Golay Roger · Nationalrat · 2018-06-12
Golay Roger · Nationalrat · Genf · Fraktion der Schweizerischen Volkspartei · 2018-06-12
Wortprotokoll
La Commission de la politique de sécurité de notre conseil s'est réunie en date du 14 mai 2018 afin de procéder à l'examen de la motion intitulée "Interdiction de se rendre dans un pays donné pour les extrémistes potentiellement violents", émanant du Conseil des Etats, où elle a été déposée par Monsieur Beat Rieder. Il sied de préciser que la Chambre haute l'a adoptée, à une large majorité, le 13 décembre 2017.
En substance, cette motion qui nous est maintenant soumise, charge le gouvernement de compléter la loi fédérale instituant des mesures visant au maintien de la sûreté intérieure par une disposition permettant d'interdire à des extrémistes potentiellement violents de se rendre dans un pays donné.
Lors de son examen par la Commission de la politique de sécurité de notre conseil, les commissaires ont été informés qu'une procédure de consultation avait été lancée pour compléter la législation fédérale sur le sujet qui nous occupe. A ce propos, le Conseil fédéral devrait produire un projet de loi ultérieurement. Malgré cet objectif du gouvernement, la majorité de la commission soutient pleinement les buts visés par la motion et estime que les bases légales en la matière doivent être renforcées. C'est pourquoi, sans attendre le projet de loi, la majorité de la commission veut donner un signal clair et précis afin de démontrer notre volonté de combattre toute forme de violence que des ressortissants suisses extrémistes pourraient perpétrer à l'étranger.
Actuellement, il existe déjà une interdiction de se rendre dans un pays étranger pour les hooligans qui veulent participer à des manifestations sportives. Cette interdiction est inscrite à l'article 24c de la loi fédérale instituant des mesures visant au maintien de la sûreté intérieure. La majorité de la commission entend étendre ce type de disposition à tous les extrémistes violents de notre pays qui sont, par nature, souvent des récidivistes. Elle est donc d'avis qu'une personne ayant pris part de façon avérée à des actes de violence dirigés contre des personnes ou des objets lors de manifestations devrait également pouvoir se voir imposer une interdiction de se rendre dans un pays où une manifestation critique doit avoir lieu. L'image de la Suisse à l'étranger ne doit pas être ternie par le tourisme de la violence.
Aussi, dans ce contexte, il a été relevé que notre conseil aura à se prononcer prochainement sur la motion Glanzmann 17.3830 qui a une teneur identique.

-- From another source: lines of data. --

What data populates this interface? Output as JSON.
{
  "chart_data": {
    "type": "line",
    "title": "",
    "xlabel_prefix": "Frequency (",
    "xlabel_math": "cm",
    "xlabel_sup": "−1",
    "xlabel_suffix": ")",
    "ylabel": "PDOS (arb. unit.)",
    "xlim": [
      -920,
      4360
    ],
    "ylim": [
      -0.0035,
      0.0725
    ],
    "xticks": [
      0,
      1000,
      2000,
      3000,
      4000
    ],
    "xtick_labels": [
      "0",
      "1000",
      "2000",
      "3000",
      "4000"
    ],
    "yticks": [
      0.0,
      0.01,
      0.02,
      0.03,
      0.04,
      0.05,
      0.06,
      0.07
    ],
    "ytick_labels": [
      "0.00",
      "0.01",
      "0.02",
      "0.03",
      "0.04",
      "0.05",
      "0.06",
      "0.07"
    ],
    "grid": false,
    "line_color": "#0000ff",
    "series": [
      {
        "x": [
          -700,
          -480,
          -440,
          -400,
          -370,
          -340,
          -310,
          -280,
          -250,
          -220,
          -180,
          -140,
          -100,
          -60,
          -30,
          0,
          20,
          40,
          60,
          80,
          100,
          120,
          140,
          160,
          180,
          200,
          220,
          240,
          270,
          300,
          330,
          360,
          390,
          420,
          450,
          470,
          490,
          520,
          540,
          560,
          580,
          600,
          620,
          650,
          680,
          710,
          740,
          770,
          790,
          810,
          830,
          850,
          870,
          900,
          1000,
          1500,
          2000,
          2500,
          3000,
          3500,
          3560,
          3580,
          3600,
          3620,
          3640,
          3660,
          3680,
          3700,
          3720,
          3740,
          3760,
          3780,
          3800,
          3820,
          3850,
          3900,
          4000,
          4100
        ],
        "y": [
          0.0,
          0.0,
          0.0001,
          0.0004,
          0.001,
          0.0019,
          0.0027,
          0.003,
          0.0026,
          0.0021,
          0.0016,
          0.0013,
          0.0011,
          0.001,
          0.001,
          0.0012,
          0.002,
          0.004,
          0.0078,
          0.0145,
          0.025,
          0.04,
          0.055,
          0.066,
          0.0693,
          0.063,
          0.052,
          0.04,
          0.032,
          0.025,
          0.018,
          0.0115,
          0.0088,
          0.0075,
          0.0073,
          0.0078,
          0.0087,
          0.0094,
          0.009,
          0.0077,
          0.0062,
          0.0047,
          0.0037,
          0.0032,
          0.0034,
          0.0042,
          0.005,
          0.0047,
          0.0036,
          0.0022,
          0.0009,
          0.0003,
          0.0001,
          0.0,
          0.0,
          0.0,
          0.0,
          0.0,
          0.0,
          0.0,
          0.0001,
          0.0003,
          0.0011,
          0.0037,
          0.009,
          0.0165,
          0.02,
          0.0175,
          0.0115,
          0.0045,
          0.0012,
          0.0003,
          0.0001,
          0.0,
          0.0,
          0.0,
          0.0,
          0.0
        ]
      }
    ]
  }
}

Pour revenir à la motion principale, la proposition de la minorité de la commission, défendue par Monsieur Carlo Sommaruga, vise à rejeter ce texte, estimant que la mesure proposée est disproportionnée de par l'atteinte aux droits fondamentaux qui en résulterait. Selon cette proposition, une analogie avec les hooligans ne peut être faite et une modification [PAGE 985] telle que celle qui est préconisée dans la motion ne permettrait pas de remplir efficacement l'objectif de lutte contre la violence extrémiste.
Quant à la majorité de la commission, elle estime qu'il faut agir fermement contre toute forme de violence sur notre territoire et empêcher également certains de nos ressortissants de se défouler de manière agressive et illicite lors de manifestations à l'étranger qui peuvent tourner à l'émeute. Prendre des mesures efficaces en ce sens donne une crédibilité encore plus grande à nos institutions sur le plan national et international.
Pour conclure, la motion a été acceptée par 16 voix contre 8 et aucune abstention.
La majorité de la Commission de la politique de sécurité vous invite, dès lors, à suivre sa position en acceptant cette motion et à rejeter la proposition défendue par la minorité Sommaruga Carlo.